2004; Durukan & Tatlisumak, 2007).

L’étendue de la lésion ainsi que les structures cérébrales affectées par la lésion ischémique déterminent la nature des déficits fonctionnels. Cependant, le volume lésionnel n’est pas le seul facteur expliquant l’évolution des déficits et/ou de la récupération fonctionnelle. Il est parfois observé une amélioration de la performance aux tests comportementaux sans pour autant observer une régression du volume lésionnel. En effet, il n’est pas systématiquement observé de corrélation entre ces deux paramètres après l’ischémie cérébrale (Wahl et al., 1992; van der Staay et al., 1996; Hunter et al., 1998; Cenci et al.,

2002; Durukan & Tatlisumak, 2007). Ceci est confirmé chez l’Homme avec l’utilisation de la

tomographie (i.e. technique d’imagerie médicale permettant de reconstruire le volume d’une lésion) où aucune corrélation n’est trouvée entre la taille/localisation de la lésion et les déficits fonctionnels (Dromerick & Reding, 1995; Pantano et al., 1996).

Plusieurs hypothèses peuvent expliquer cette constatation à commencer par les méthodes d’histologie chez l’animal.
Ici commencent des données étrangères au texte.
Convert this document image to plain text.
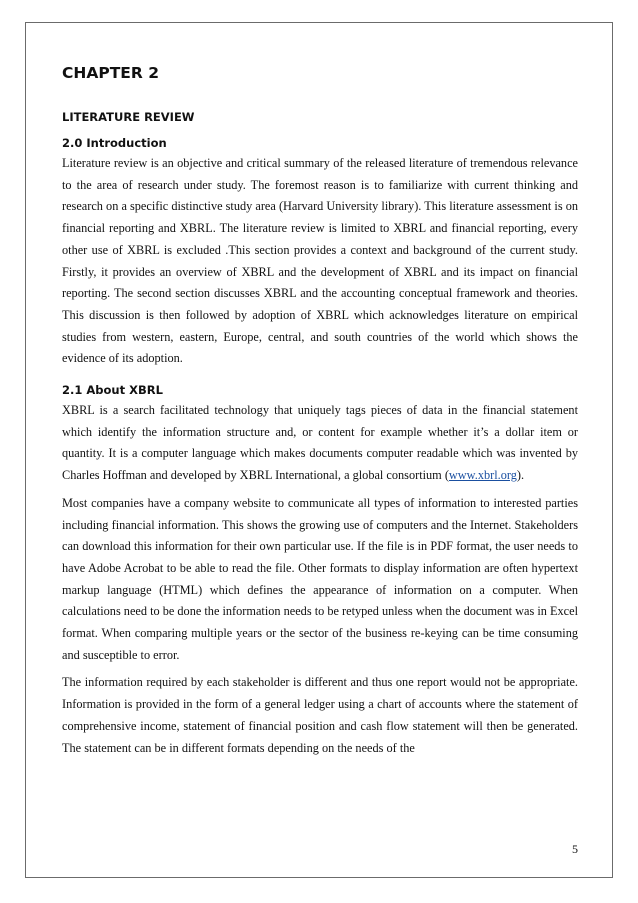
CHAPTER 2
LITERATURE REVIEW
2.0 Introduction

Literature review is an objective and critical summary of the released literature of tremendous relevance to the area of research under study. The foremost reason is to familiarize with current thinking and research on a specific distinctive study area (Harvard University library). This literature assessment is on financial reporting and XBRL. The literature review is limited to XBRL and financial reporting, every other use of XBRL is excluded .This section provides a context and background of the current study. Firstly, it provides an overview of XBRL and the development of XBRL and its impact on financial reporting. The second section discusses XBRL and the accounting conceptual framework and theories. This discussion is then followed by adoption of XBRL which acknowledges literature on empirical studies from western, eastern, Europe, central, and south countries of the world which shows the evidence of its adoption.

2.1 About XBRL

XBRL is a search facilitated technology that uniquely tags pieces of data in the financial statement which identify the information structure and, or content for example whether it’s a dollar item or quantity. It is a computer language which makes documents computer readable which was invented by Charles Hoffman and developed by XBRL International, a global consortium (www.xbrl.org).

Most companies have a company website to communicate all types of information to interested parties including financial information. This shows the growing use of computers and the Internet. Stakeholders can download this information for their own particular use. If the file is in PDF format, the user needs to have Adobe Acrobat to be able to read the file. Other formats to display information are often hypertext markup language (HTML) which defines the appearance of information on a computer. When calculations need to be done the information needs to be retyped unless when the document was in Excel format. When comparing multiple years or the sector of the business re-keying can be time consuming and susceptible to error.

The information required by each stakeholder is different and thus one report would not be appropriate. Information is provided in the form of a general ledger using a chart of accounts where the statement of comprehensive income, statement of financial position and cash flow statement will then be generated. The statement can be in different formats depending on the needs of the

5
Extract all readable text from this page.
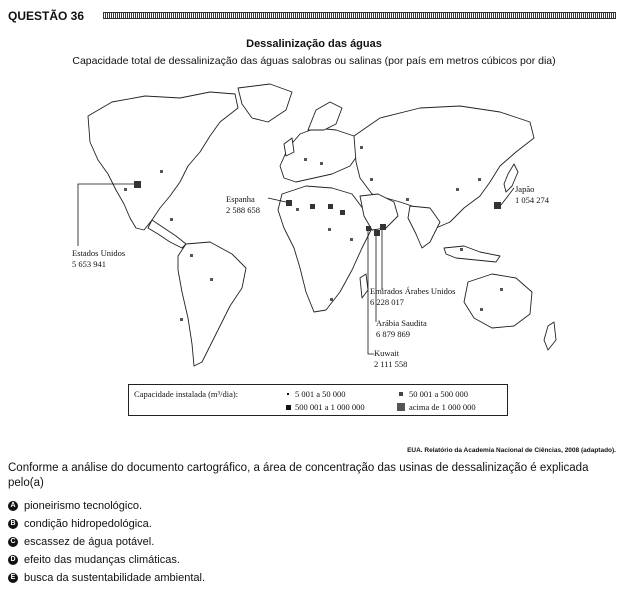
QUESTÃO 36
Dessalinização das águas
Capacidade total de dessalinização das águas salobras ou salinas (por país em metros cúbicos por dia)
Estados Unidos
5 653 941
Espanha
2 588 658
Japão
1 054 274
Emirados Árabes Unidos
6 228 017
Arábia Saudita
6 879 869
Kuwait
2 111 558
Capacidade instalada (m³/dia):	5 001 a 50 000	50 001 a 500 000
500 001 a 1 000 000	acima de 1 000 000
EUA. Relatório da Academia Nacional de Ciências, 2008 (adaptado).
Conforme a análise do documento cartográfico, a área de concentração das usinas de dessalinização é explicada pelo(a)
A pioneirismo tecnológico.
B condição hidropedológica.
C escassez de água potável.
D efeito das mudanças climáticas.
E busca da sustentabilidade ambiental.
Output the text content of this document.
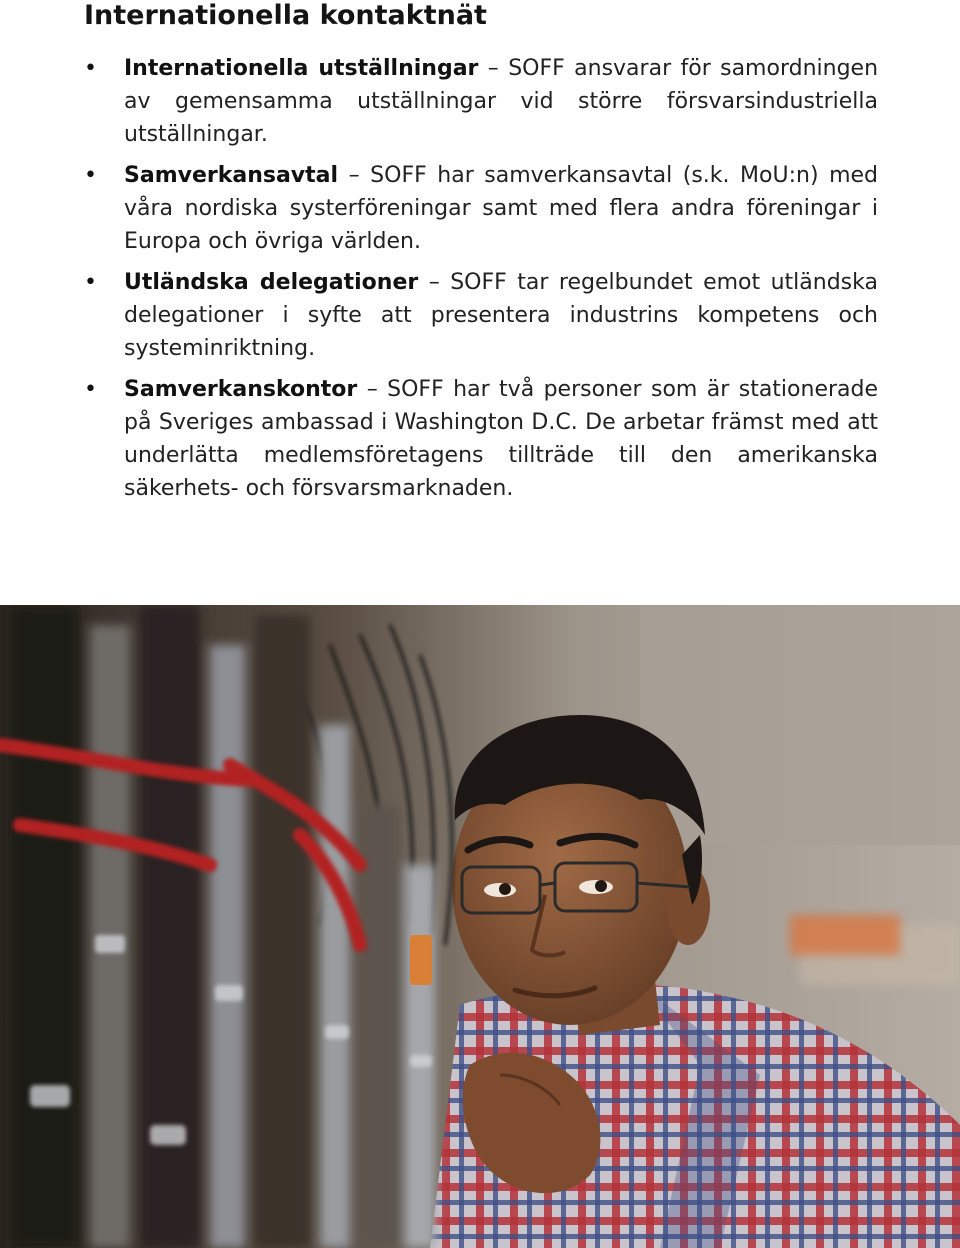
Internationella kontaktnät
• Internationella utställningar – SOFF ansvarar för samordningen av gemensamma utställningar vid större försvarsindustriella utställningar.
• Samverkansavtal – SOFF har samverkansavtal (s.k. MoU:n) med våra nordiska systerföreningar samt med flera andra föreningar i Europa och övriga världen.
• Utländska delegationer – SOFF tar regelbundet emot utländska delegationer i syfte att presentera industrins kompetens och systeminriktning.
• Samverkanskontor – SOFF har två personer som är stationerade på Sveriges ambassad i Washington D.C. De arbetar främst med att underlätta medlemsföretagens tillträde till den amerikanska säkerhets- och försvarsmarknaden.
Ces dernières ne sont pas standardisées (i.e. différents protocoles pour un même colorant ou différentes méthodes de coloration) et difficilement comparables d’une étude à une autre. Le chlorure de triphenyltetrazolium (TTC) et le crésyl

violet (CV) sont des méthodes d’analyses histologiques communément utilisées (Figure 1.9). Globalement, le TTC colore en rouge les tissus métaboliques actifs (marqueur d’enzymes mitochondriales telles que les déshydrogénases) et en blanc les tissus nécrosés (Bederson et

al., 1986; Benedek et al., 2006). Or, certains tissus sont marqués en blanc alors qu’ils ne

présentent pas de lésion irréversible mais seulement une dysfonction mitochondriale transitoire. Pour cette raison, le TTC n’est pas le meilleur indicateur pour quantifier le volume lésionnel de l’infarctus puisqu’il a tendance à surestimer l’étendue de la zone lésée et ne peut être utilisé que sur une courte période. Cependant, il représente malgré tout une méthode assez fiable et peu coûteuse permettant d’obtenir une mesure quasi-immédiate (environ 1h)

(Türeyen et al., 2004; Benedek et al., 2006). Le CV permet de situer les zones lésées et de

quantifier le volume lésionnel en marquant en pourpre les corps de Nissl situés dans les réticulums endoplasmiques rugueux et les ribosomes, eux-mêmes présents dans le corps cellulaire et les dendrites des neurones (Alvarez-Buylla et al., 1990). Le CV représente aussi un moyen d’évaluer la perte neuronale en mesurant le nombre de neurones après une lésion ou d’étudier l’état structurel des neurones (e.g. dissolution du corps de Nissl). Cette technique constitue une des méthodes histologiques les plus reproductibles pour mesurer l’effet d’une lésion ischémique sur le tissu cérébral sur du long terme mais est relativement chronophage.

Figure 1.9 : Exemple d’une coupe de cerveau de rat marqué au TTC (A) et au CV (B) après une ischémie cérébrale [Adaptée (Popp et al., 2009))].

Par ailleurs, les techniques utilisées en histologie sont limitées à une analyse structurelle des tissus cérébraux (i.e. estimation du volume lésionnel et/ou quantification du nombre résiduel de neurones) et ne permettent pas de détecter les modifications fonctionnelles des réseaux neuronaux. Or, certaines cellules sont structurellement intactes mais avec une activité fonctionnelle altérée (comme dans la penumbra par exemple), expliquant donc partiellement qu’il n’y ait pas systématiquement de lien entre taille de la lésion et déficits fonctionnels. Cependant, l’évaluation de la taille de la lésion reste tout de même importante afin d’exclure/inclure l’influence de ce paramètre sur les déficits et/ou la récupération sensorimotrice.

En conclusion de cette sous-partie, les différentes sources de ces déficits restent à déterminer puisque la taille de la lésion ne coïncide pas toujours avec les déficits observés. Il semble donc que les répercussions de la zone infarcie sur le reste du système nerveux central (SNC ; encéphale et moelle épinière) joue également un rôle important pour expliquer les déficits observés.